Microsoft’s latest cloud authentication outage: What went wrong
Microsoft has published a preliminary root cause analysis of its March 15 Azure Active Directory outage, which took down Office, Teams, Dynamics 365, Xbox Live and other Microsoft and third-party apps that depend on Azure AD for authentication. The roughly 14-hour outage affected a “subset” of Microsoft customers worldwide, officials said.
Microsoft’s preliminary analysis of the incident, published March 16, indicated that “an error occurred in the rotation of keys used to support Azure AD’s use of OpenID, and other, Identity standard protocols for cryptographic signing operations,” according to the findings published to its Azure Status History page.
Officials said as part of normal security practices, an automated system removes keys that are no longer in use, but over the past few weeks, a key was marked as “retain” for longer than normal to support a complex cross-cloud migration. This resulted in a bug being exposed causing the retained key to be removed. Metadata about the signing keys is published by Microsoft to a global location, its analysis notes. But once the metadata was changed around 3 p.m. ET (the start of the outage, applications using these protocols in Azure AD started picking up the new metadata and stopped trusting tokens/assertions that were signed with the removed key.

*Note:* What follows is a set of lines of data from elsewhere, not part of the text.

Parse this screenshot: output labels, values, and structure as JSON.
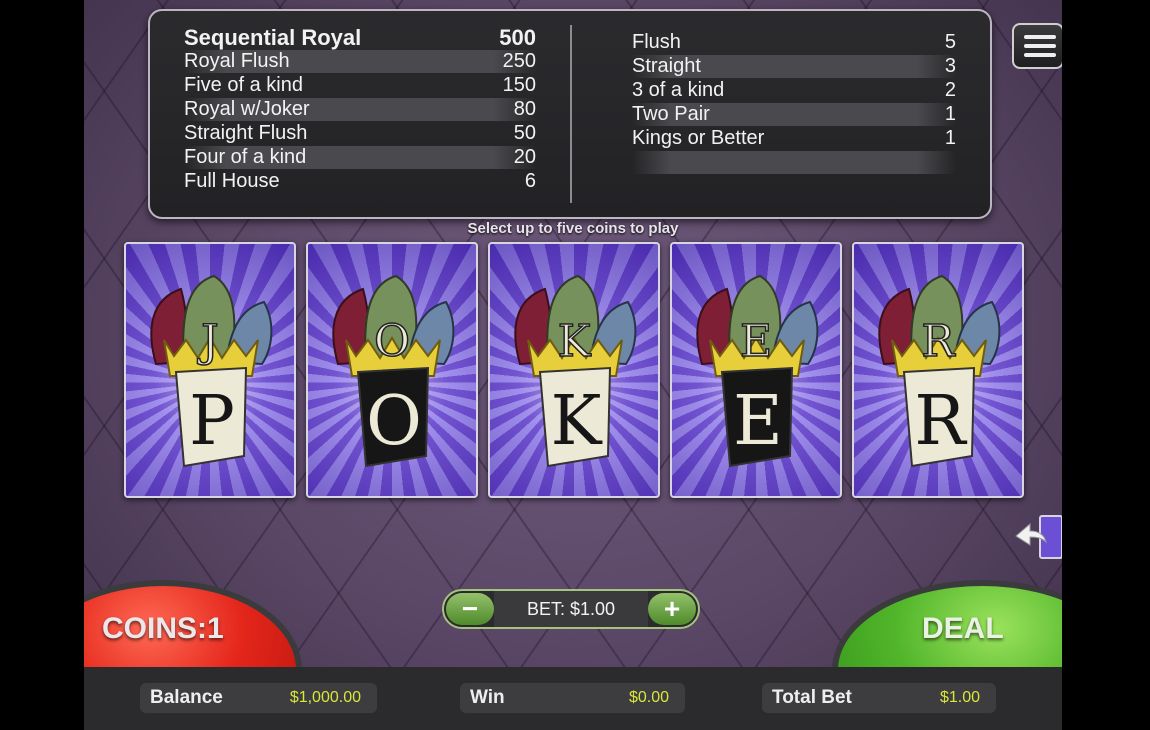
{
  "paytable": {
    "left": [
      {
        "name": "Sequential Royal",
        "value": "500"
      },
      {
        "name": "Royal Flush",
        "value": "250"
      },
      {
        "name": "Five of a kind",
        "value": "150"
      },
      {
        "name": "Royal w/Joker",
        "value": "80"
      },
      {
        "name": "Straight Flush",
        "value": "50"
      },
      {
        "name": "Four of a kind",
        "value": "20"
      },
      {
        "name": "Full House",
        "value": "6"
      }
    ],
    "right": [
      {
        "name": "Flush",
        "value": "5"
      },
      {
        "name": "Straight",
        "value": "3"
      },
      {
        "name": "3 of a kind",
        "value": "2"
      },
      {
        "name": "Two Pair",
        "value": "1"
      },
      {
        "name": "Kings or Better",
        "value": "1"
      }
    ]
  },
  "hint": "Select up to five coins to play",
  "cards": [
    {
      "hat_letter": "J",
      "banner_letter": "P",
      "banner": "light"
    },
    {
      "hat_letter": "O",
      "banner_letter": "O",
      "banner": "dark"
    },
    {
      "hat_letter": "K",
      "banner_letter": "K",
      "banner": "light"
    },
    {
      "hat_letter": "E",
      "banner_letter": "E",
      "banner": "dark"
    },
    {
      "hat_letter": "R",
      "banner_letter": "R",
      "banner": "light"
    }
  ],
  "controls": {
    "coins_label": "COINS:1",
    "deal_label": "DEAL",
    "bet_minus": "−",
    "bet_plus": "+",
    "bet_text": "BET: $1.00"
  },
  "stats": {
    "balance_label": "Balance",
    "balance_value": "$1,000.00",
    "win_label": "Win",
    "win_value": "$0.00",
    "total_bet_label": "Total Bet",
    "total_bet_value": "$1.00"
  },
  "icons": {
    "menu": "hamburger-menu-icon",
    "back": "undo-arrow-icon"
  },
  "colors": {
    "coins_red": "#e4261b",
    "deal_green": "#52b62b",
    "stat_value": "#d9e63a"
  }
}
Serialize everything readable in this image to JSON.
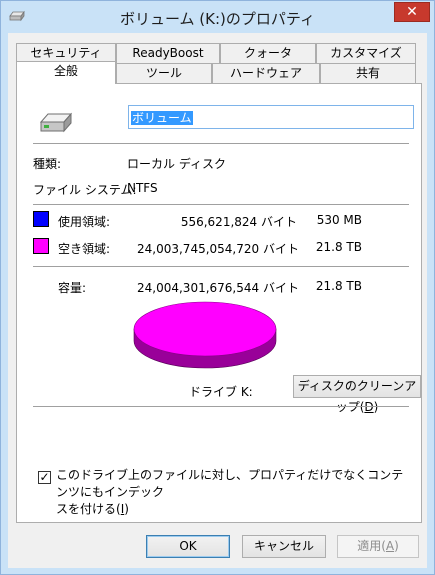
{
  "window": {
    "title": "ボリューム (K:)のプロパティ",
    "close_glyph": "✕"
  },
  "tabs_row1": [
    "セキュリティ",
    "ReadyBoost",
    "クォータ",
    "カスタマイズ"
  ],
  "tabs_row2": [
    "全般",
    "ツール",
    "ハードウェア",
    "共有"
  ],
  "general": {
    "volume_name": "ボリューム",
    "type_label": "種類:",
    "type_value": "ローカル ディスク",
    "fs_label": "ファイル システム:",
    "fs_value": "NTFS",
    "used_label": "使用領域:",
    "used_bytes": "556,621,824 バイト",
    "used_size": "530 MB",
    "free_label": "空き領域:",
    "free_bytes": "24,003,745,054,720 バイト",
    "free_size": "21.8 TB",
    "capacity_label": "容量:",
    "capacity_bytes": "24,004,301,676,544 バイト",
    "capacity_size": "21.8 TB",
    "drive_label": "ドライブ K:",
    "cleanup_label": "ディスクのクリーンアップ(",
    "cleanup_key": "D",
    "cleanup_close": ")",
    "index_checked": true,
    "index_check_glyph": "✓",
    "index_label_line1": "このドライブ上のファイルに対し、プロパティだけでなくコンテンツにもインデック",
    "index_label_line2": "スを付ける(",
    "index_key": "I",
    "index_close": ")"
  },
  "colors": {
    "used": "#0000ff",
    "free": "#ff00ff",
    "free_dark": "#990099",
    "used_dark": "#000099"
  },
  "usage_fraction_used": 2.32e-05,
  "buttons": {
    "ok": "OK",
    "cancel": "キャンセル",
    "apply": "適用(",
    "apply_key": "A",
    "apply_close": ")"
  }
}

Microsoft engineers rolled back the system to its prior state around 5 p.m. ET, but it takes a while for applications to pick up the rolled-back metadata and refresh with the correct metadata. A subset of storage resources required an update to invalidate the incorrect entries and force a refresh.
Microsoft’s post explains that Azure AD is undergoing a multi-phase effort to apply additional protections to the back-end Safe Deployment Process to prevent these kinds of problems. The remove-key component is in the second phase of the process, which isn’t scheduled to be finished until mid-year. Microsoft officials said the Azure AD authentication outage that happened at the end of September is part of the same class of risks that they believe they will circumvent once the multi-phase project is complete.
“We understand how incredibly impactful and unacceptable this is and apologize deeply. We are continuously taking steps to improve the Microsoft Azure Platform and our processes to help ensure such incidents do not occur in the future,” the blog post said.
A full root-cause analysis will be published once the investigation is complete, officials said.